Budgeting will shift toward application ROI, not raw model access. Track metrics such as time-to-value (weeks to go-live), agent task success rates, and unit economics at inference (cost per completed task, not per token). In regulated environments, data residency and evaluation transparency will be table stakes; shortlist vendors who can prove lineage and guardrails.

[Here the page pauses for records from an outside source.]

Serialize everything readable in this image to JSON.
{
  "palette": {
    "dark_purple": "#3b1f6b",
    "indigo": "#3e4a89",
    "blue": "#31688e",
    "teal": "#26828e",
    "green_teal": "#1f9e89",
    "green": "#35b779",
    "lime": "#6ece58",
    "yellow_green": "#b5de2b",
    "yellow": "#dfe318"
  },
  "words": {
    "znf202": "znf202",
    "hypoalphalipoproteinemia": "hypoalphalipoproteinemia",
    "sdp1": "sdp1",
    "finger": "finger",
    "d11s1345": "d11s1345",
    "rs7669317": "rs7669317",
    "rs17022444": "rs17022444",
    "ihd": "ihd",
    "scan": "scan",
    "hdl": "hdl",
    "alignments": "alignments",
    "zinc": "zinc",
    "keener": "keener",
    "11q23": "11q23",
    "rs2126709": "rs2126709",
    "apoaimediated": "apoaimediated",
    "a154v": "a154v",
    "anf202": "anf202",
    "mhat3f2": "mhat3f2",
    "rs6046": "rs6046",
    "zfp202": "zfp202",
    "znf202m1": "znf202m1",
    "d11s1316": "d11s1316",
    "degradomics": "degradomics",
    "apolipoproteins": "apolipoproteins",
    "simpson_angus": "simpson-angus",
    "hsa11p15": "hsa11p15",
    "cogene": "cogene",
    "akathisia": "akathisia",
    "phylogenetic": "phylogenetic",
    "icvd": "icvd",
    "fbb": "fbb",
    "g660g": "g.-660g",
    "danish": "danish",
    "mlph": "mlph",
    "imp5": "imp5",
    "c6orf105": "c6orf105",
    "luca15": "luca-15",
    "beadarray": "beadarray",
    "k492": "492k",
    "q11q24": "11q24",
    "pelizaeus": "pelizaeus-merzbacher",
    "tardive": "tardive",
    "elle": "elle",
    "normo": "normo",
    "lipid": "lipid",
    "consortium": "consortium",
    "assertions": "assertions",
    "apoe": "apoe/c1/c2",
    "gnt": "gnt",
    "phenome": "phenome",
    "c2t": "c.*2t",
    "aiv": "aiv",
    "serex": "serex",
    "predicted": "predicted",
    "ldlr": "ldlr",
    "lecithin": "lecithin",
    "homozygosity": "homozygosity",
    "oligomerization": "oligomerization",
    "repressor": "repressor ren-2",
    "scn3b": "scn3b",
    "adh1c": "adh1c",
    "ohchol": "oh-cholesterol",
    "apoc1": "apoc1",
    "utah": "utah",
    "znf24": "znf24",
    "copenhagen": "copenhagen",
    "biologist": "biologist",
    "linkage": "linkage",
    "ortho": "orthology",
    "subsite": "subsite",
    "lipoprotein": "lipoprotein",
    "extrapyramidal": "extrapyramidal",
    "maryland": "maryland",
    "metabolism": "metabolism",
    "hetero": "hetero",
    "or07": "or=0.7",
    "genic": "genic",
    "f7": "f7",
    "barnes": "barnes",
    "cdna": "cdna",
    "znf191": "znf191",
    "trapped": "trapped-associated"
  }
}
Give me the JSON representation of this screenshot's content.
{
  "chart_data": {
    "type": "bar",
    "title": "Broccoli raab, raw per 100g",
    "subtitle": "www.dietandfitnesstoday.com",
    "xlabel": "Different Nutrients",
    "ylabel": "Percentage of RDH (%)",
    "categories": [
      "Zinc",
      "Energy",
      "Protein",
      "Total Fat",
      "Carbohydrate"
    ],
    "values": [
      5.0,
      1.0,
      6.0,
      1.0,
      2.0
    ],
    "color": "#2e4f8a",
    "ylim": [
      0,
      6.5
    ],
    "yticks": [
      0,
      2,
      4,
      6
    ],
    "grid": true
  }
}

On the build side, teams should assume commoditization at the model API layer and invest in proprietary data pipelines, customer feedback loops, and domain-specific evaluation harnesses. Where latency, privacy, or cost dominate, smaller or on-prem models may beat frontier APIs on total cost of ownership and governance.

Recommendations

  • For CIOs/CTOs: Run competitive pilots with at least one EU/Israeli AI app vendor per critical workflow. Require model versioning SLAs, offline fallbacks, and monitoring of agent actions and errors.
  • For Product Leaders: Build or buy data flywheels now. Prioritize exclusive data partnerships, synthetic data validation, and user-in-the-loop systems to reinforce quality and defensibility.
  • For FinOps: Model inference spending at the task level (cost per accurate outcome). Stress-test costs under agentic workflows, where tool-use can spike tokens and latency.
  • For Security/Compliance: Pre-negotiate data residency, retention windows, and model transparency disclosures to align with EU requirements and sector regulations.
  • For Investors/Corp Dev: Re-rate application startups that pair rapid adoption with proprietary data access. Be cautious on pure “thin wrapper” plays without workflow depth or data advantages.

Bottom line: U.S. labs still anchor foundation models, but the battleground for enterprise value in 2025 is the application and data layers—where Europe and Israel are now credible contenders. Move budgets and diligence accordingly.